The above observation of Gujarat High Court was followed in another judgment of the same High Court relied on by the Ld.counsel for the assessees. In view of the above, this Tribunal is of the considered opinion that for the purpose of computing cost of electricity generated and consumed captively, the cost fixed by the State Electricity Board including the duty and taxes has to be taken for the purpose of grant of deduction under Section 80-IA(8) of the Act.
Now coming to difficulty expressed by the Assessing Officer in understanding the electricity laws, this Tribunal is of the considered opinion that the Assessing Officer is not a legally trained person. He, being an executive authority, was trained only in tax laws for computing taxable income and levy tax thereon.
Therefore, this Tribunal is of the considered opinion that the Assessing Officer would naturally have difficulty in understanding the electricity laws and other enactments made by Parliament and State Legislature. Therefore, in such a situation, it is for the Assessing Officer to get legal opinion from the Government Standing Counsel so that he can decide the issue after understanding the laws.

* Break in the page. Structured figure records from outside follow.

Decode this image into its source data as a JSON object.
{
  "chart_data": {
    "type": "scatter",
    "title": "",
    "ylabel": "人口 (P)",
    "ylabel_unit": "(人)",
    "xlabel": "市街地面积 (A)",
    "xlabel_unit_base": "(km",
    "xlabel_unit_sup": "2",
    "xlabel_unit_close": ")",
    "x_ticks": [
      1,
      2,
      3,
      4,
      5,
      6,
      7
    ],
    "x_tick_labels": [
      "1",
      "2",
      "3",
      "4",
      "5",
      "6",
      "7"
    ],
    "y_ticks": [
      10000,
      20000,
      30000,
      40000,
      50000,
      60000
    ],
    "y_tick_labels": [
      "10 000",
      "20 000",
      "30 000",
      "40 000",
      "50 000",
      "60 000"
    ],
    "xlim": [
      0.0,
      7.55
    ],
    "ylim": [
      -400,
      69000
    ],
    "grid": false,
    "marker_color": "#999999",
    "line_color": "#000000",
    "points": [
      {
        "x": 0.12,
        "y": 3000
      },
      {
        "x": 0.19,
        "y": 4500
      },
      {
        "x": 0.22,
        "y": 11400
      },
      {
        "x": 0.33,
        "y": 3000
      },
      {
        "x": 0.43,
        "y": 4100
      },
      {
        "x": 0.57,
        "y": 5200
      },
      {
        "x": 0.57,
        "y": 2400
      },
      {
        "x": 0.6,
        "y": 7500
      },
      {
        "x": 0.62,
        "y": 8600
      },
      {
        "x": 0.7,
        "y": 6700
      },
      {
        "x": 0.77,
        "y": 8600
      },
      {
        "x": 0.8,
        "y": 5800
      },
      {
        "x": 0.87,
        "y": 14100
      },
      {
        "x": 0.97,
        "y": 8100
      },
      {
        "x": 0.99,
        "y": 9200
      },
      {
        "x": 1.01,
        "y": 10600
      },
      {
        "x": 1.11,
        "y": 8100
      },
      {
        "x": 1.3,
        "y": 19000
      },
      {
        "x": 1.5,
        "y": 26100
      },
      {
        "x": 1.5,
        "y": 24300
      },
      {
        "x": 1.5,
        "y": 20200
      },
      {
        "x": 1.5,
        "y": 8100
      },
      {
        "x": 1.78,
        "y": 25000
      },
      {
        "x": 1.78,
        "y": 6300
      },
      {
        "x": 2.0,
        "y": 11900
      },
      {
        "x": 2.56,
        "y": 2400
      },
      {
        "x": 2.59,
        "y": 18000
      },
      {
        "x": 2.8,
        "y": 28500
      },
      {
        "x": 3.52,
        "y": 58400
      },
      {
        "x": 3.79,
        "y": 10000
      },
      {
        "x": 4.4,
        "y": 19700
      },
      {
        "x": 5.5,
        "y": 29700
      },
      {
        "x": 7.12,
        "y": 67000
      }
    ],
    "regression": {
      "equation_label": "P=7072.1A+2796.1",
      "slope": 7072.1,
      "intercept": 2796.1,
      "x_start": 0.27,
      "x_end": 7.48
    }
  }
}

The Assessing Officer being an adjudicating authority under the provisions of Income-tax Act, he cannot disown his responsibility conferred under the Income-tax Act merely because he was not able to understand the electricity laws.
This Tribunal is of the considered opinion that he should take some effort to understand the electricity laws and decide the issue arose before him. Otherwise, the very object of provisions of Income-tax Act would be defeated.
With the above observation, orders of both the authorities below are set aside and the Assessing Officer is directed to fix the cost of electricity at the rate that was collected by the Electricity Board from the consumers including the other charges like duty, surcharge cess, etc.